Anyway, this time I was prepared for that particular question... and Liz and Eva didn't ask it (thank goodness!). They both made me feel completely relaxed, and when I left the office, I realised I'd even enjoyed the interview (that was a first). I also knew that I really, really wanted the job.

A week later I was back for another interview, this time with Erica Wagner (she didn't ask me that question either - I was loving this place even more). She was very welcoming, and it confirmed my sense of 'rightness' about the job. And then there was the final hurdle: 'the test' with the then Publishing Operations Manager who was leaving to study law. Could I follow her instructions to create the Editor Workload Report in Excel?
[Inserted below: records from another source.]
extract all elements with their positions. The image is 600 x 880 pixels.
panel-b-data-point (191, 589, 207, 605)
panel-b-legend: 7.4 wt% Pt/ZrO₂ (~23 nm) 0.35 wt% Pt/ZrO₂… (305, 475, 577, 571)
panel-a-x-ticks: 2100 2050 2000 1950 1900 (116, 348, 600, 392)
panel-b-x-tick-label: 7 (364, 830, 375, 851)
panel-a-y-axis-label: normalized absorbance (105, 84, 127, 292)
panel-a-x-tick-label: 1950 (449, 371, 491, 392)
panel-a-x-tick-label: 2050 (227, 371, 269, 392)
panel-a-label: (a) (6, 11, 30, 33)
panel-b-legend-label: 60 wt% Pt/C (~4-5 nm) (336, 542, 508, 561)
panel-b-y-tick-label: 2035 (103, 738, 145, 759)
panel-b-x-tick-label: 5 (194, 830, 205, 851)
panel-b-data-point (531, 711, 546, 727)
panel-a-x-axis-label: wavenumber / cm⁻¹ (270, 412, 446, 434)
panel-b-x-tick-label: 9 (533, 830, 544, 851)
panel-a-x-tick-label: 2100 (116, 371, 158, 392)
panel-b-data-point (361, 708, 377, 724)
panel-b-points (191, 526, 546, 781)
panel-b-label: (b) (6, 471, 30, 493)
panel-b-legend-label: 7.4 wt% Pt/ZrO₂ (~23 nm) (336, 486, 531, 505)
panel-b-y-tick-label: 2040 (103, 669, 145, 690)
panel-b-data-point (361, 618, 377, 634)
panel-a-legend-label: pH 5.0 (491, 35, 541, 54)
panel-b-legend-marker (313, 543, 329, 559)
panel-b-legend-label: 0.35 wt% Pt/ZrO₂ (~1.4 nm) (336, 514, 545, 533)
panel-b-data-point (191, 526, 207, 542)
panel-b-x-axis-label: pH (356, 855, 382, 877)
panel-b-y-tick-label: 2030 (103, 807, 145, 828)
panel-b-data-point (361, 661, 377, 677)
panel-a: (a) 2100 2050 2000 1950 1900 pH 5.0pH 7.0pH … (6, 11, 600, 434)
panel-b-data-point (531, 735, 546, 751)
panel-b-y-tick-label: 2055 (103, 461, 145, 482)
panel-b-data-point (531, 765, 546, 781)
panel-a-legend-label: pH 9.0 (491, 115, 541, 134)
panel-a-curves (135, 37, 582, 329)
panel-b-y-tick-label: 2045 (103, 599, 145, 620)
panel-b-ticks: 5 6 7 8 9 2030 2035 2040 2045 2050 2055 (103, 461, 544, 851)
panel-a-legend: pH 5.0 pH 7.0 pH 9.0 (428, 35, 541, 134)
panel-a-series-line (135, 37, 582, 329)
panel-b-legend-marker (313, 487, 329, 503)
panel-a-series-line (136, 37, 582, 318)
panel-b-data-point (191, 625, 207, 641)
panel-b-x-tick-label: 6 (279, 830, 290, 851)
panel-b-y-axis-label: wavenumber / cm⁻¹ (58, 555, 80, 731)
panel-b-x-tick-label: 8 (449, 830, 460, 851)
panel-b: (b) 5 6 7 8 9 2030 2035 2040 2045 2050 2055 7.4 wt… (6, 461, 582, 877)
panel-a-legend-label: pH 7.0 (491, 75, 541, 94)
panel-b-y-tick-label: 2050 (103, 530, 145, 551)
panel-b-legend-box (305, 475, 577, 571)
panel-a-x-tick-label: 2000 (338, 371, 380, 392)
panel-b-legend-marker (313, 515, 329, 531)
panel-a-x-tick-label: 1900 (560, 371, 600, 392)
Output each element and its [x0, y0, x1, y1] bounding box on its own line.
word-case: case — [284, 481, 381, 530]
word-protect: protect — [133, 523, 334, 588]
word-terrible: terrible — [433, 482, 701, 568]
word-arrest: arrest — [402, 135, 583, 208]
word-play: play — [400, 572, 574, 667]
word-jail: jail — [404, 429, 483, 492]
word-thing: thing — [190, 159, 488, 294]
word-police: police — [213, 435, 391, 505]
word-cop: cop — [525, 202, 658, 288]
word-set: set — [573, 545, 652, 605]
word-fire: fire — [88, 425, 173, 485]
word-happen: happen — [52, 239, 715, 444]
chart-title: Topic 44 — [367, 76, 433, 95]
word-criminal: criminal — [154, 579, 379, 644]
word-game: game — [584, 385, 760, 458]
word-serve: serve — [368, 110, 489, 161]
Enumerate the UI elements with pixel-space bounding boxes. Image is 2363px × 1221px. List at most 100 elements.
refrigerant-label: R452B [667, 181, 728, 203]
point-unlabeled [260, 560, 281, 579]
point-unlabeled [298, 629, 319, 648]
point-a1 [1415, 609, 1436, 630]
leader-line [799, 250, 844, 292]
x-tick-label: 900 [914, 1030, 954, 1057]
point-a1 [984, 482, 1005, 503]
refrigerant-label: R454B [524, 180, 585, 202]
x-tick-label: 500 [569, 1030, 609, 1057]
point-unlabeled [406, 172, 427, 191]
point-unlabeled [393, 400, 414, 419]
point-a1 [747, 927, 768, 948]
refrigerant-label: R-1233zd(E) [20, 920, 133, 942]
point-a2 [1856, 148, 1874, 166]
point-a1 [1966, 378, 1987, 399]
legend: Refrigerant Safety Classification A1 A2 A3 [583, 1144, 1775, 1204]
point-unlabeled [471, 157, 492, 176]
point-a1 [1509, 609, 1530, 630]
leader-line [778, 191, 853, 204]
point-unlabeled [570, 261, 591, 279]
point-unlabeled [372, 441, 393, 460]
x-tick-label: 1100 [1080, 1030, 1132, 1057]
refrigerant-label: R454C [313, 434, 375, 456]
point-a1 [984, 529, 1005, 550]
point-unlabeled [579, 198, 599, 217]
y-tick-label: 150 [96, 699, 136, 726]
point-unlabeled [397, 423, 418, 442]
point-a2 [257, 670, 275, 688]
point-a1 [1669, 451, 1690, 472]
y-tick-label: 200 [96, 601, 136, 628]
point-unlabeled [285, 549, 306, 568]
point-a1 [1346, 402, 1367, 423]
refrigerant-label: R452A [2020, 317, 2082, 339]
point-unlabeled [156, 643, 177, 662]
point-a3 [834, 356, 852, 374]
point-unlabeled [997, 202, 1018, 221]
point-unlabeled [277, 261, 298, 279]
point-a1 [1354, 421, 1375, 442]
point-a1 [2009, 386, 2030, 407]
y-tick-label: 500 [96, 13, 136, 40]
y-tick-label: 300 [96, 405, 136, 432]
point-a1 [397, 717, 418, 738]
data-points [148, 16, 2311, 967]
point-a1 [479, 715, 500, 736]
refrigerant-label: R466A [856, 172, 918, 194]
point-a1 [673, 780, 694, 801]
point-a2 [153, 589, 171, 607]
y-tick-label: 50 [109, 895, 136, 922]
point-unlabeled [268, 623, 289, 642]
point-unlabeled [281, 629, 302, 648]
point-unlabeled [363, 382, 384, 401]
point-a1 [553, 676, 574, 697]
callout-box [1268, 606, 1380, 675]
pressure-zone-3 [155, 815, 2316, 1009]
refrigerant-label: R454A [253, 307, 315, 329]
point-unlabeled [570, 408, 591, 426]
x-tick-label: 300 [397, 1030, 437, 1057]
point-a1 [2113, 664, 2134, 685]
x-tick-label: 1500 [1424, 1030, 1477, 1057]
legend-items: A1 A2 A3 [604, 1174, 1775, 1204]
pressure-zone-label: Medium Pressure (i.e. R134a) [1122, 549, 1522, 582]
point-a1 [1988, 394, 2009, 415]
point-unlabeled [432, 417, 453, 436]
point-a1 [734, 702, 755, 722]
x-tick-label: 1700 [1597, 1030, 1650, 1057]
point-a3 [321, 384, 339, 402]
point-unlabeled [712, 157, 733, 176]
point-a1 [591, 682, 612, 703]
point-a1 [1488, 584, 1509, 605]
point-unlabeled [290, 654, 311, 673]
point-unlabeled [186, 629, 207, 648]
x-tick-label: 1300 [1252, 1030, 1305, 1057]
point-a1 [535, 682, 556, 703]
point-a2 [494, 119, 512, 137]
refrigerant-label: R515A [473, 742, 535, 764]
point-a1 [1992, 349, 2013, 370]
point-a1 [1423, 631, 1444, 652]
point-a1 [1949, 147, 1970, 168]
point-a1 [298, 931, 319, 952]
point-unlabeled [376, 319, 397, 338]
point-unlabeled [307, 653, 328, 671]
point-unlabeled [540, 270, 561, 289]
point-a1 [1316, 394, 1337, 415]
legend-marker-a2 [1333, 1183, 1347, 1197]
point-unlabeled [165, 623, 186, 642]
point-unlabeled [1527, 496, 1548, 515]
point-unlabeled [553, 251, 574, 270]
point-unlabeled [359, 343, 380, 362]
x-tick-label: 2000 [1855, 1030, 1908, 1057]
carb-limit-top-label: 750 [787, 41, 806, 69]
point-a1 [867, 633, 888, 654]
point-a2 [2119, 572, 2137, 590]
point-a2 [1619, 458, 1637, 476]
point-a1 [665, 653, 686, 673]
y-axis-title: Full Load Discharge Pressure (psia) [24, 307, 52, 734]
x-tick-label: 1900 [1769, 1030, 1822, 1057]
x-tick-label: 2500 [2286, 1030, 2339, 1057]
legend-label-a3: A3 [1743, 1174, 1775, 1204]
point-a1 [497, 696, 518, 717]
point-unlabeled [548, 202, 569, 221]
In April, I'll have been with Allen & Unwin for three years (OMG) and the Editor Workload Report is only one of the many duties I do to keep all our systems running smoothly and wrangle the publishers and editors to keep all the books on track. One of the great perks of this position is that I know when the manuscripts will be delivered. So if I can't wait to read the next book in an exciting series and I know the manuscript is in-house, well... let's just say I'm really looking forward to the delivery of the next title in the Elementals series.

The most challenging thing about this job: my office is surrounded by books and every day I have to fight the urge to simply read. NEVER start reading Sea Hearts during your lunch break.

You will spend the rest of your day wanting to know what happens next, and that will torment you until 5.30-6 pm when you can pick up the book again, and then you'll trip over your feet because you'll be so busy reading while walking to the station, that you won't see the slight bump in the footpath, and then you'll stay up all night to finish it... and I think I understand why my mother confiscated my books (I'm not saying she was right).